[PATCH RFC] repo: add an ability to hide nodes in an appropriate way

Thu Mar 30 10:15:08 EDT 2017

On 03/27/2017 07:24 PM, Augie Fackler wrote:
> On Mon, Mar 27, 2017 at 10:27:33AM +0200, Pierre-Yves David wrote:
>>
>>
>> On 03/27/2017 12:32 AM, Kostia Balytskyi wrote:
>>> # HG changeset patch
>>> # User Kostia Balytskyi <ikostia at fb.com>
>>> # Date 1490567500 25200
>>> #      Sun Mar 26 15:31:40 2017 -0700
>>> # Node ID 43cd56f38c1ca2ad1920ed6804e1a90a5e263c0d
>>> # Parent  c60091fa1426892552dd6c0dd4b9c49e3c3da045
>>> repo: add an ability to hide nodes in an appropriate way
>>>
>>> Potentially frequent usecase is to hide nodes in the most appropriate
>>> for current repo configuration way. Examples of things which use this
>>> are rebase (strip or obsolete old nodes), shelve (strip of obsolete
>>> temporary nodes) and probably others.
>>> Jun Wu had an idea of having one place in core where this functionality
>>> is implemented so that others can utilize it. This patch
>>> implements this idea.
>>
>> I do not think this is a step in the right direction, creating obsolescence
>> marker is not just about hiding changeset.
>
> But we're using them for that today, all over the place.

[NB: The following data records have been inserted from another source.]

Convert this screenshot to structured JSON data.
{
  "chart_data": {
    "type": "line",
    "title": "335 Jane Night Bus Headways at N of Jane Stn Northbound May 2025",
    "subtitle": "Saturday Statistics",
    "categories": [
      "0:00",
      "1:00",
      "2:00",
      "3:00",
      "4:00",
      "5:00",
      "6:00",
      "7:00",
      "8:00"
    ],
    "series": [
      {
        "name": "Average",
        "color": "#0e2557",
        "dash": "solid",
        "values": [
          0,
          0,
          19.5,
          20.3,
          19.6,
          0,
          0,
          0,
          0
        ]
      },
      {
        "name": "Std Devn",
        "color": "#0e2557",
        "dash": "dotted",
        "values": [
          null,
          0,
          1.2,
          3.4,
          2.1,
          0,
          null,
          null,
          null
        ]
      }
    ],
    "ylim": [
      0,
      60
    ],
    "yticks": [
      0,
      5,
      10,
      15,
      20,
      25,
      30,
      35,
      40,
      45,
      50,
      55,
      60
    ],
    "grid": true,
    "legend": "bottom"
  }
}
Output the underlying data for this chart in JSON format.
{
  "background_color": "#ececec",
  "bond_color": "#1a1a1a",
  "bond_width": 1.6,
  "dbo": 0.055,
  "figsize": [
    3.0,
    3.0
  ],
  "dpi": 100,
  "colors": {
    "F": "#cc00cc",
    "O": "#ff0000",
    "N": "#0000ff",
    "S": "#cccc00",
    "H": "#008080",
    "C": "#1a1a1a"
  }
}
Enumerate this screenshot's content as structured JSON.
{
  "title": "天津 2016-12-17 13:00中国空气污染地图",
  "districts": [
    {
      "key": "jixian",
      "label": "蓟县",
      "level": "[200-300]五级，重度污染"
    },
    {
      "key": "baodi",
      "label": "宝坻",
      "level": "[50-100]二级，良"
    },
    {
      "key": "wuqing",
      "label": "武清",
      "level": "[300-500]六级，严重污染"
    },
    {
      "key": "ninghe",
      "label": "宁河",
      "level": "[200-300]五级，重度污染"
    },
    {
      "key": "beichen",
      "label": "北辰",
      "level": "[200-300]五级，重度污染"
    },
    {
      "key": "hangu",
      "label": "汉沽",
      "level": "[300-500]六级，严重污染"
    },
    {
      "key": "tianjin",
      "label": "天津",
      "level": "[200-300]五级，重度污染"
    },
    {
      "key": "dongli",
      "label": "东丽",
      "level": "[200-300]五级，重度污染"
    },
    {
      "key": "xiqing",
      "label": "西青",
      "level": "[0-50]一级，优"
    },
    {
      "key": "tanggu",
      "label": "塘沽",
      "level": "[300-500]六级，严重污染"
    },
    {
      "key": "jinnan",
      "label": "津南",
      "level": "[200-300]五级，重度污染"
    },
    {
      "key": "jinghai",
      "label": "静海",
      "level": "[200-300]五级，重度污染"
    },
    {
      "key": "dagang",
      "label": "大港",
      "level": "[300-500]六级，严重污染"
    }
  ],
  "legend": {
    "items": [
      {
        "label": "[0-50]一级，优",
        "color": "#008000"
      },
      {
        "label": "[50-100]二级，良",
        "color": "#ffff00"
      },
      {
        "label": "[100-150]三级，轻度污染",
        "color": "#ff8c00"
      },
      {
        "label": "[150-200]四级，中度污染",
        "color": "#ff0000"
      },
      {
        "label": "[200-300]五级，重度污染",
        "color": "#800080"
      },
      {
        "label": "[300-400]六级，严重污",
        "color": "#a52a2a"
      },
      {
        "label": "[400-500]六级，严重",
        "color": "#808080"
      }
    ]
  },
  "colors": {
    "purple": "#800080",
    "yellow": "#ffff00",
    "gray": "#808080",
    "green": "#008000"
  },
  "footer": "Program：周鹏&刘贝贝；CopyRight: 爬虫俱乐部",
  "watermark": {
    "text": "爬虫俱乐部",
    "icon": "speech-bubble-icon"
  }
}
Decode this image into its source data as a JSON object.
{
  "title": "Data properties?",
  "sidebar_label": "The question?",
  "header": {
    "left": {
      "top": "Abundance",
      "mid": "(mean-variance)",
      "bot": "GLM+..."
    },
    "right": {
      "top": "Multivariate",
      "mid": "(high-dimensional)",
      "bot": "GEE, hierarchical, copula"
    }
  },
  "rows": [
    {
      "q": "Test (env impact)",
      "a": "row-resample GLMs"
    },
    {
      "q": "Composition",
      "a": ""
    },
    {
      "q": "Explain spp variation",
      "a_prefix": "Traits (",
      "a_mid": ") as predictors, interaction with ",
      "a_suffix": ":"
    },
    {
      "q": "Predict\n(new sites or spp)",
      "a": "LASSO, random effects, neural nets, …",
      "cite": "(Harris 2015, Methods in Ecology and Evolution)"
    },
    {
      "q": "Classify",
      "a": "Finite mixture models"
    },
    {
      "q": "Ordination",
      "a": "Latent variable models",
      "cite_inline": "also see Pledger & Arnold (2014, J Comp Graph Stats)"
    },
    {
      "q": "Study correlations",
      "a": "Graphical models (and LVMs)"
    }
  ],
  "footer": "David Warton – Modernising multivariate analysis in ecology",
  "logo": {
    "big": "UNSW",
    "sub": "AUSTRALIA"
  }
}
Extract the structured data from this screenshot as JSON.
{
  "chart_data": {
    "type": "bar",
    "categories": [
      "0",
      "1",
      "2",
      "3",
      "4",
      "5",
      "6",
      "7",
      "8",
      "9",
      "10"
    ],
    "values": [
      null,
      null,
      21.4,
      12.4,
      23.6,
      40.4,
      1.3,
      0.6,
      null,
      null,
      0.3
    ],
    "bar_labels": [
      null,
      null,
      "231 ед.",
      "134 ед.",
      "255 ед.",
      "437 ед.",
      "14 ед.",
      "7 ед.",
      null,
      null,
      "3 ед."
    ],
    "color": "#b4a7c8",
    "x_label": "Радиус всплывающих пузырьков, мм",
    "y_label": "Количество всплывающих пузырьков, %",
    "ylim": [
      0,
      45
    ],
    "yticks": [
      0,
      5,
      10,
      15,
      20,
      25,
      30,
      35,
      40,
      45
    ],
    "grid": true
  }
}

Actually, we do not use it all over the place. Current markers usages in 
core are:

amend:
  - record evolution history
  - prune the temporary amend commit
   (that I would rather see disappear all together)

rebase:
  - record evolution history on successful completion

histedit:
  - record evolution history on successful completion
  - prune temporary nodes on successsful completion
    (This ones used to be stripped even with evolution)

(let us talk about shelve later)

So they are mainly used to record evolution history on successful 
operation (their intended usage) between "real-changesets". This is the 
intended usage of obsolescence markers.

In addition, they are also used in a couple of place to hide temporary 
changesets (in the "utility-space") after an operation succeeed.
This a bit an unorthodox uses of the obsolescence markers, but is "okay" 
to use them in these case because we know:
  1) this is utility-space so user never interact with them.
  2) we only create them for completed successful operation so we'll 
never need them ever again.
Strictly speaking we could just strip these temporary commits (and we 
have done so in the past) and this will not change anything for the 
user. Any other hiding mechanism aimed at "internal temporary" commit 
would do the job just fine. The internal commit never needs (and 
actually should ever) to leave the user repository.
In practice, we could use in memory commit for most of these temporary 
commit  (if not all) and never have to deal with hiding them.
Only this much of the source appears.